Sono un rifiuto dell’ipocrisia le parole del Vangelo di Luca di questa domenica. E forse non è un caso che questo brano anticipi la Quaresima, che inizieremo a vivere mercoledì prossimo, le ceneri. Le maschere di questi giorni di festa sono occasione per mettere in scena un’altra immagine, di vivere un po’ come un attore. Questa la radice nella lingua greca del termine ipocrita che usiamo comunemente: attore che vive un’altra vita.
Nel Vangelo troviamo Gesù che utilizza delle immagini per spiegare, a quanti lo stanno ascoltando, la differenza tra ciò che si è e ciò che appare. Rifiuto dell’ipocrisia, della falsità, dunque, e invito rivolto soprattutto a quanti sono chiamati a esercitare il potere, politici e amministratori, a educare e insegnare. La prima immagine è quella di colui che non vede: può forse un cieco guidare un altro cieco? Non cadranno tutti e due in un fosso?

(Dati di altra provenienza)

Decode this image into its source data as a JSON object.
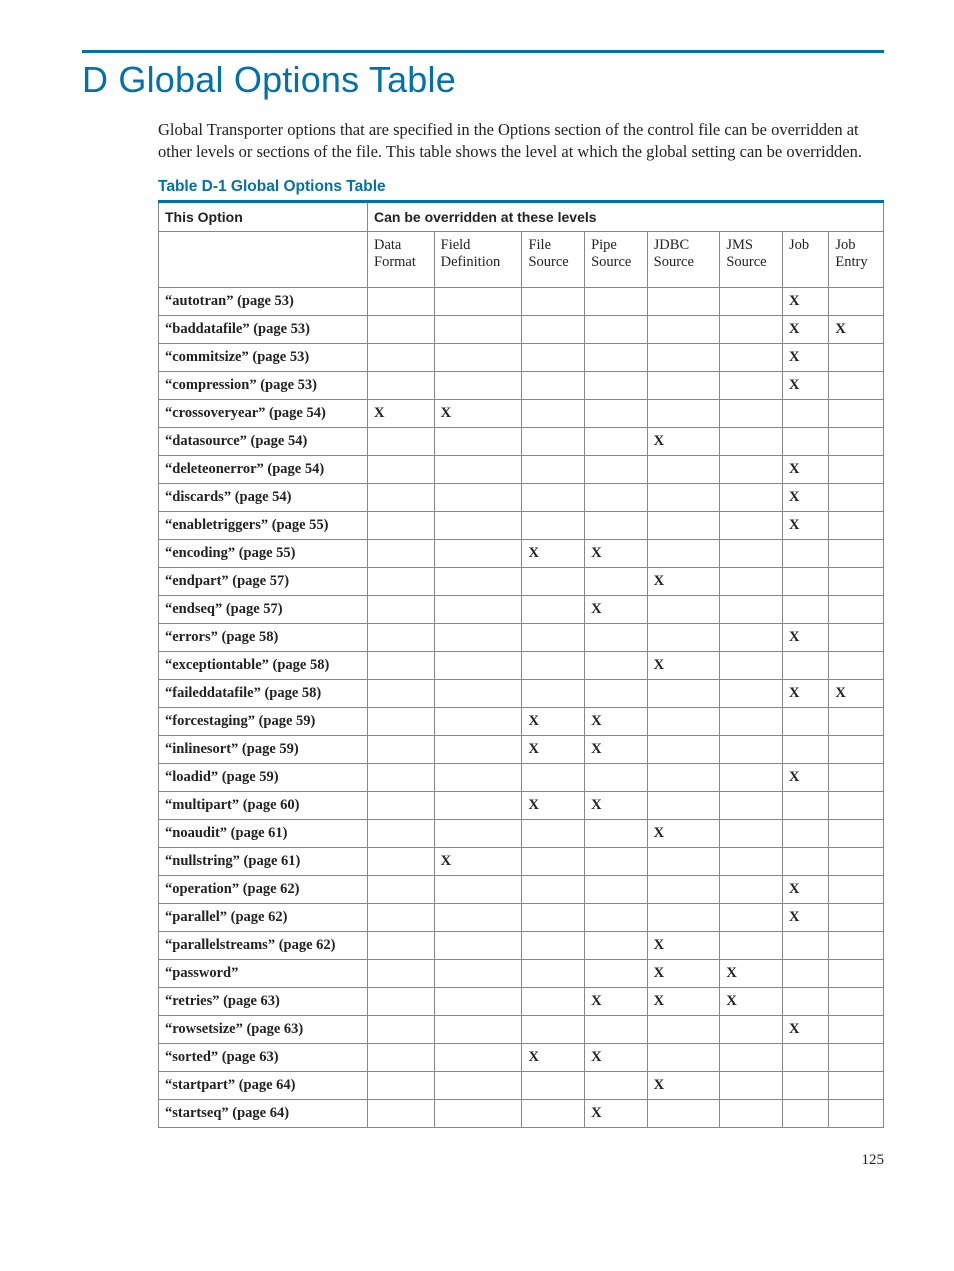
{
  "title": "D Global Options Table",
  "intro": "Global Transporter options that are specified in the Options section of the control file can be overridden at other levels or sections of the file. This table shows the level at which the global setting can be overridden.",
  "caption": "Table D-1 Global Options Table",
  "page_number": "125",
  "mark": "X",
  "header": {
    "this_option": "This Option",
    "override": "Can be overridden at these levels",
    "cols": [
      "Data Format",
      "Field Definition",
      "File Source",
      "Pipe Source",
      "JDBC Source",
      "JMS Source",
      "Job",
      "Job Entry"
    ]
  },
  "rows": [
    {
      "label": "“autotran” (page 53)",
      "marks": [
        "",
        "",
        "",
        "",
        "",
        "",
        "X",
        ""
      ]
    },
    {
      "label": "“baddatafile” (page 53)",
      "marks": [
        "",
        "",
        "",
        "",
        "",
        "",
        "X",
        "X"
      ]
    },
    {
      "label": "“commitsize” (page 53)",
      "marks": [
        "",
        "",
        "",
        "",
        "",
        "",
        "X",
        ""
      ]
    },
    {
      "label": "“compression” (page 53)",
      "marks": [
        "",
        "",
        "",
        "",
        "",
        "",
        "X",
        ""
      ]
    },
    {
      "label": "“crossoveryear” (page 54)",
      "marks": [
        "X",
        "X",
        "",
        "",
        "",
        "",
        "",
        ""
      ]
    },
    {
      "label": "“datasource” (page 54)",
      "marks": [
        "",
        "",
        "",
        "",
        "X",
        "",
        "",
        ""
      ]
    },
    {
      "label": "“deleteonerror” (page 54)",
      "marks": [
        "",
        "",
        "",
        "",
        "",
        "",
        "X",
        ""
      ]
    },
    {
      "label": "“discards” (page 54)",
      "marks": [
        "",
        "",
        "",
        "",
        "",
        "",
        "X",
        ""
      ]
    },
    {
      "label": "“enabletriggers” (page 55)",
      "marks": [
        "",
        "",
        "",
        "",
        "",
        "",
        "X",
        ""
      ]
    },
    {
      "label": "“encoding” (page 55)",
      "marks": [
        "",
        "",
        "X",
        "X",
        "",
        "",
        "",
        ""
      ]
    },
    {
      "label": "“endpart” (page 57)",
      "marks": [
        "",
        "",
        "",
        "",
        "X",
        "",
        "",
        ""
      ]
    },
    {
      "label": "“endseq” (page 57)",
      "marks": [
        "",
        "",
        "",
        "X",
        "",
        "",
        "",
        ""
      ]
    },
    {
      "label": "“errors” (page 58)",
      "marks": [
        "",
        "",
        "",
        "",
        "",
        "",
        "X",
        ""
      ]
    },
    {
      "label": "“exceptiontable” (page 58)",
      "marks": [
        "",
        "",
        "",
        "",
        "X",
        "",
        "",
        ""
      ]
    },
    {
      "label": "“faileddatafile” (page 58)",
      "marks": [
        "",
        "",
        "",
        "",
        "",
        "",
        "X",
        "X"
      ]
    },
    {
      "label": "“forcestaging” (page 59)",
      "marks": [
        "",
        "",
        "X",
        "X",
        "",
        "",
        "",
        ""
      ]
    },
    {
      "label": "“inlinesort” (page 59)",
      "marks": [
        "",
        "",
        "X",
        "X",
        "",
        "",
        "",
        ""
      ]
    },
    {
      "label": "“loadid” (page 59)",
      "marks": [
        "",
        "",
        "",
        "",
        "",
        "",
        "X",
        ""
      ]
    },
    {
      "label": "“multipart” (page 60)",
      "marks": [
        "",
        "",
        "X",
        "X",
        "",
        "",
        "",
        ""
      ]
    },
    {
      "label": "“noaudit” (page 61)",
      "marks": [
        "",
        "",
        "",
        "",
        "X",
        "",
        "",
        ""
      ]
    },
    {
      "label": "“nullstring” (page 61)",
      "marks": [
        "",
        "X",
        "",
        "",
        "",
        "",
        "",
        ""
      ]
    },
    {
      "label": "“operation” (page 62)",
      "marks": [
        "",
        "",
        "",
        "",
        "",
        "",
        "X",
        ""
      ]
    },
    {
      "label": "“parallel” (page 62)",
      "marks": [
        "",
        "",
        "",
        "",
        "",
        "",
        "X",
        ""
      ]
    },
    {
      "label": "“parallelstreams” (page 62)",
      "marks": [
        "",
        "",
        "",
        "",
        "X",
        "",
        "",
        ""
      ]
    },
    {
      "label": "“password”",
      "marks": [
        "",
        "",
        "",
        "",
        "X",
        "X",
        "",
        ""
      ]
    },
    {
      "label": "“retries” (page 63)",
      "marks": [
        "",
        "",
        "",
        "X",
        "X",
        "X",
        "",
        ""
      ]
    },
    {
      "label": "“rowsetsize” (page 63)",
      "marks": [
        "",
        "",
        "",
        "",
        "",
        "",
        "X",
        ""
      ]
    },
    {
      "label": "“sorted” (page 63)",
      "marks": [
        "",
        "",
        "X",
        "X",
        "",
        "",
        "",
        ""
      ]
    },
    {
      "label": "“startpart” (page 64)",
      "marks": [
        "",
        "",
        "",
        "",
        "X",
        "",
        "",
        ""
      ]
    },
    {
      "label": "“startseq” (page 64)",
      "marks": [
        "",
        "",
        "",
        "X",
        "",
        "",
        "",
        ""
      ]
    }
  ]
}
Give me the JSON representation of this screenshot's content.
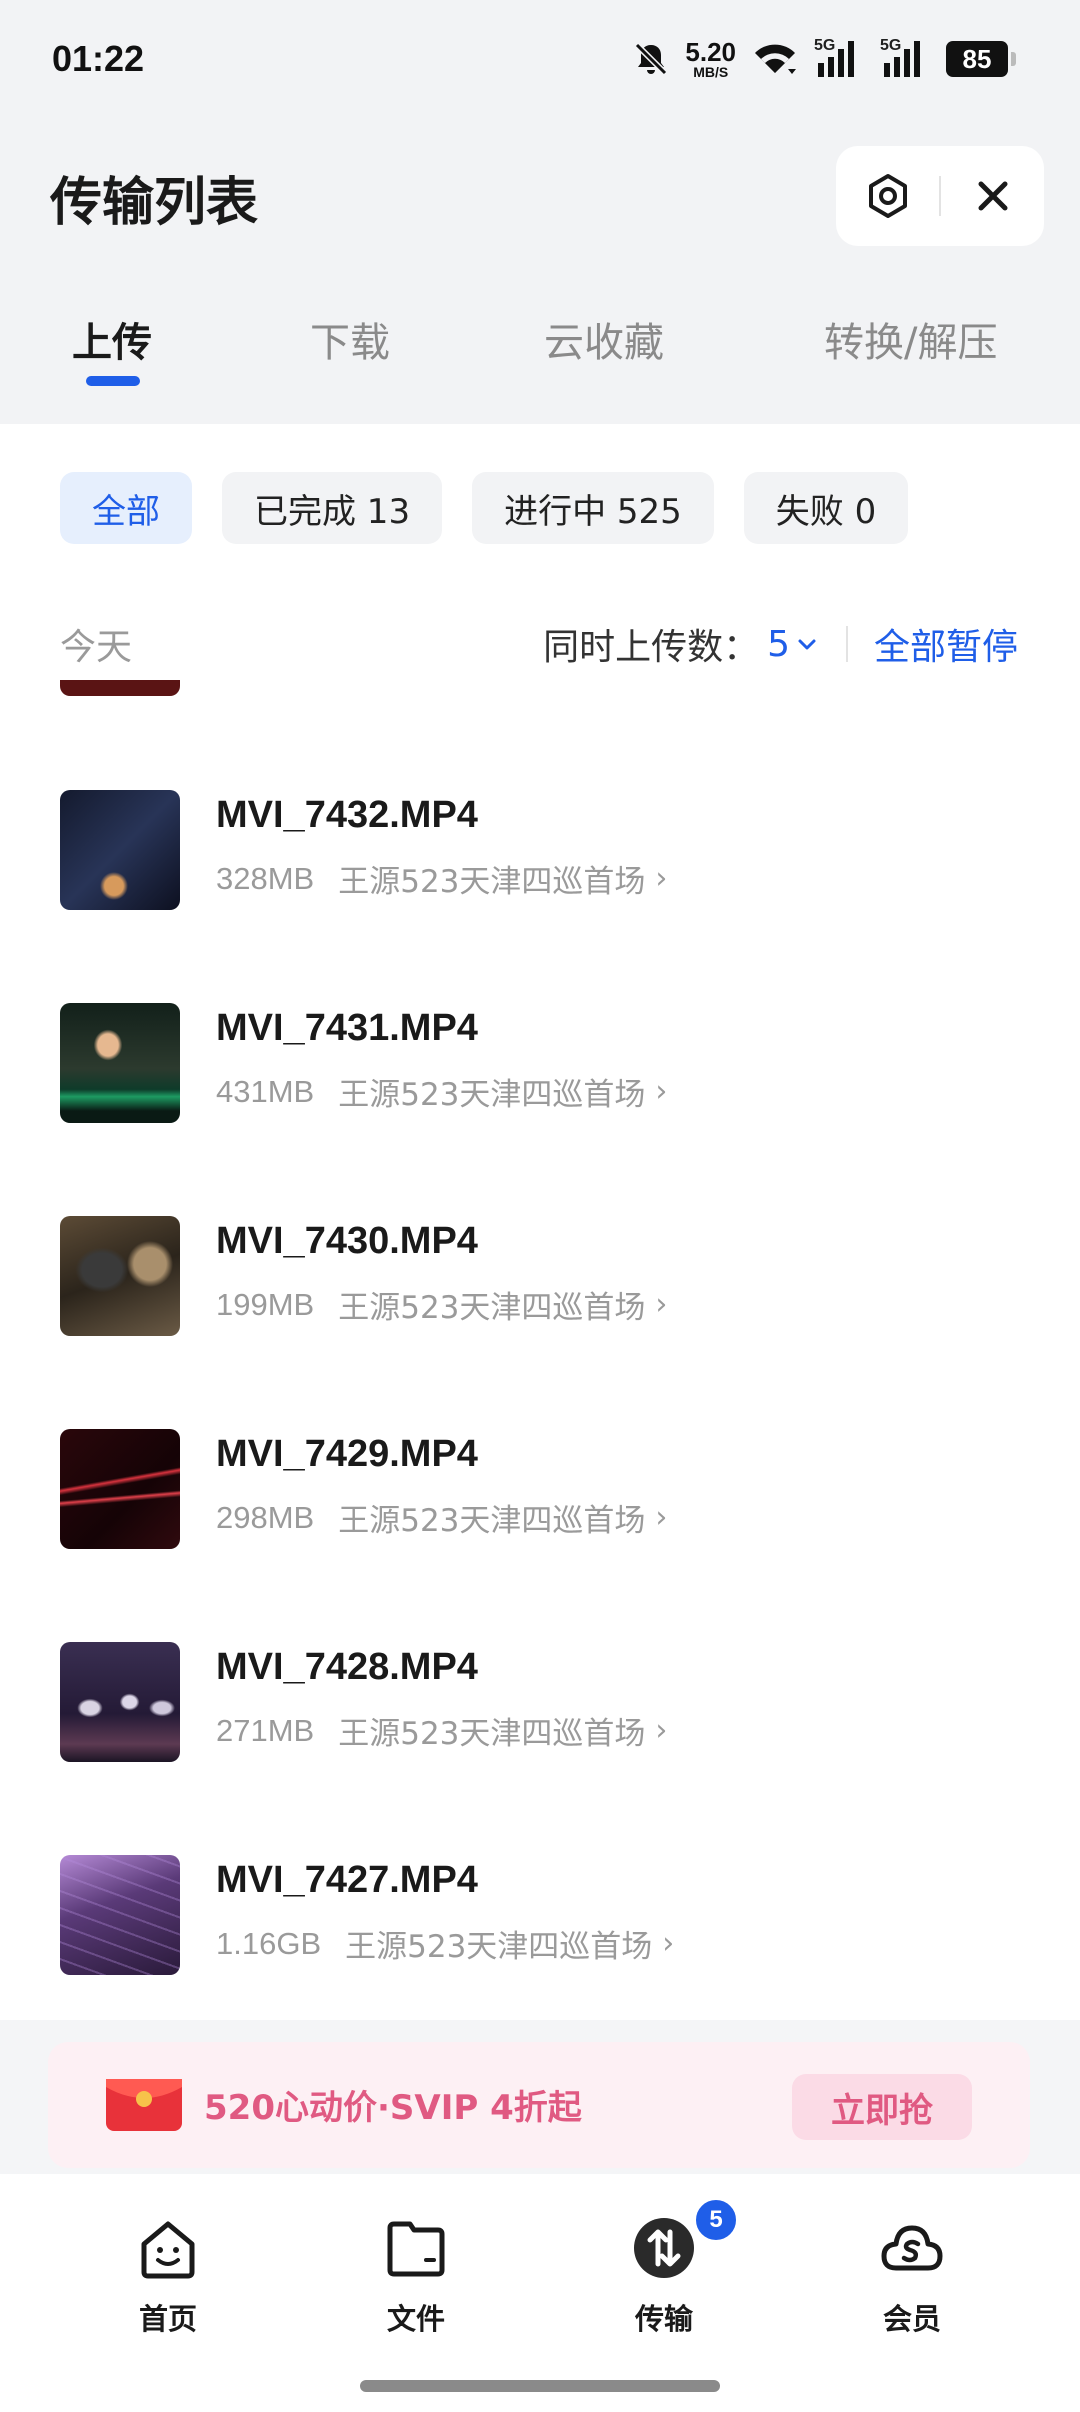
{
  "status_bar": {
    "time": "01:22",
    "net_speed_value": "5.20",
    "net_speed_unit": "MB/S",
    "signal1_label": "5G",
    "signal2_label": "5G",
    "battery": "85"
  },
  "header": {
    "title": "传输列表",
    "actions": [
      {
        "icon": "settings-hexagon-icon"
      },
      {
        "icon": "close-icon"
      }
    ]
  },
  "tabs": [
    {
      "label": "上传",
      "active": true
    },
    {
      "label": "下载",
      "active": false
    },
    {
      "label": "云收藏",
      "active": false
    },
    {
      "label": "转换/解压",
      "active": false
    }
  ],
  "filters": [
    {
      "label": "全部",
      "active": true
    },
    {
      "label": "已完成 13",
      "active": false
    },
    {
      "label": "进行中 525",
      "active": false
    },
    {
      "label": "失败 0",
      "active": false
    }
  ],
  "section": {
    "date_label": "今天",
    "concurrent_label": "同时上传数：",
    "concurrent_value": "5",
    "pause_all_label": "全部暂停"
  },
  "files": [
    {
      "name": "MVI_7432.MP4",
      "size": "328MB",
      "folder": "王源523天津四巡首场"
    },
    {
      "name": "MVI_7431.MP4",
      "size": "431MB",
      "folder": "王源523天津四巡首场"
    },
    {
      "name": "MVI_7430.MP4",
      "size": "199MB",
      "folder": "王源523天津四巡首场"
    },
    {
      "name": "MVI_7429.MP4",
      "size": "298MB",
      "folder": "王源523天津四巡首场"
    },
    {
      "name": "MVI_7428.MP4",
      "size": "271MB",
      "folder": "王源523天津四巡首场"
    },
    {
      "name": "MVI_7427.MP4",
      "size": "1.16GB",
      "folder": "王源523天津四巡首场"
    }
  ],
  "promo": {
    "text": "520心动价·SVIP 4折起",
    "button": "立即抢",
    "icon": "red-envelope-icon"
  },
  "bottom_nav": [
    {
      "label": "首页",
      "icon": "home-smile-icon"
    },
    {
      "label": "文件",
      "icon": "folder-icon"
    },
    {
      "label": "传输",
      "icon": "transfer-icon",
      "badge": "5",
      "active": true
    },
    {
      "label": "会员",
      "icon": "cloud-vip-icon"
    }
  ],
  "colors": {
    "accent": "#1f5ee8",
    "promo_pink": "#e05a82",
    "top_background": "#f2f3f5"
  }
}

Mi piace qui ricordare che un Papa, Albino Luciani, Giovanni Paolo I, quaranta anni fa, il 13 settembre 1978, durante la sua terza udienza generale del mercoledì, recita una poesia del poeta romanesco Trilussa, della vecchietta cieca che lo prende per mano e gli dice di seguirla “fino là in fondo dove c’è un cipresso, fino là in cima dove c’è una croce”. Si trattava di una licenza poetica per parlare della fede, e Papa Luciani, pur dicendo “teologia difettosa”, la cita nella sua riflessione sulla prima delle tre virtù teologali, come a ricordarci che la cecità appartiene all’uomo. Ed è quanto Luca evidenzia nel suo testo evangelico, scrivendo le brevi parabole “con le quali – dice Papa Francesco all’Angelus – Gesù vuole indicare ai suoi discepoli la strada da percorrere per vivere con saggezza”. Ecco allora l’immagine della guida che “non può essere cieca, ma deve vedere bene, cioè deve possedere la saggezza per guidare con saggezza, altrimenti rischia di causare dei danni alle persone che a lei si affidano”. Appello, per Francesco, a chi ha “responsabilità educative o di comando: i pastori d’anime, le autorità pubbliche, i legislatori, i maestri, i genitori, esortandoli ad essere consapevoli del loro ruolo delicato e a discernere sempre la strada giusta sulla quale condurre le persone”. Così il discepolo non è più grande del maestro, e da un albero buono non può venire un frutto cattivo. Parabole, immagini per dire che non bisogna accontentarsi della realtà apparente; invito a seguire l’insegnamento del maestro, dice il Papa, “per essere guide sicure e sagge”. Insegnamento racchiuso nel discorso della montagna, che “la liturgia ci propone nel Vangelo, indicando l’atteggiamento della mitezza e della misericordia per essere persone sincere, umili e giuste”. Ancora una immagine: la pagliuzza nell’occhio dell’altro, e la trave nel nostro. “È più facile o comodo scorgere e condannare i difetti e i peccati altrui, senza riuscire a vedere i propri con altrettanta lucidità. Noi sempre nascondiamo i nostri difetti, li nascondiamo anche a noi stessi; invece, è facile vedere i difetti altrui”.
È l’ipocrisia che Gesù condanna: “lo diceva ai farisei, ai dottori della legge, che dicevano una cosa e facevano un’altra. Ipocrita vuol dire uno che ha un doppio pensiero, un doppio giudizio: uno lo dice apertamente, e un altro di nascosto, con il quale condanna gli altri”. Tutti abbiamo difetti, afferma nell’omelia che pronuncia, nel pomeriggio domenicale, nella parrocchia di San Crispino da Viterbo al Labaro, “ma siamo abituati, un po’ per inerzia, un po’ per la forza di gravità dell’egoismo, a guardare i difetti altrui: siamo specialisti, tutti, in questo. Subito troviamo i difetti degli altri. E ne parliamo. Perché sparlare degli altri sembra dolce, ci piace”. La mormorazione, il chiacchiericcio sono “l’esercizio più deleterio fra noi”, afferma ancora all’Angelus: e questo “distrugge la famiglia, distrugge la scuola, distrugge il posto di lavoro, distrugge il quartiere. Dalla lingua incominciano le guerre”. Il chiacchiericcio non finisce nel chiacchiericcio, afferma ancora nell’omelia a Labaro: “La lingua ha il potere di distruggere come una bomba atomica. È potentissima. E questo non lo dico io, lo dice l’apostolo Giacomo nella sua Lettera”.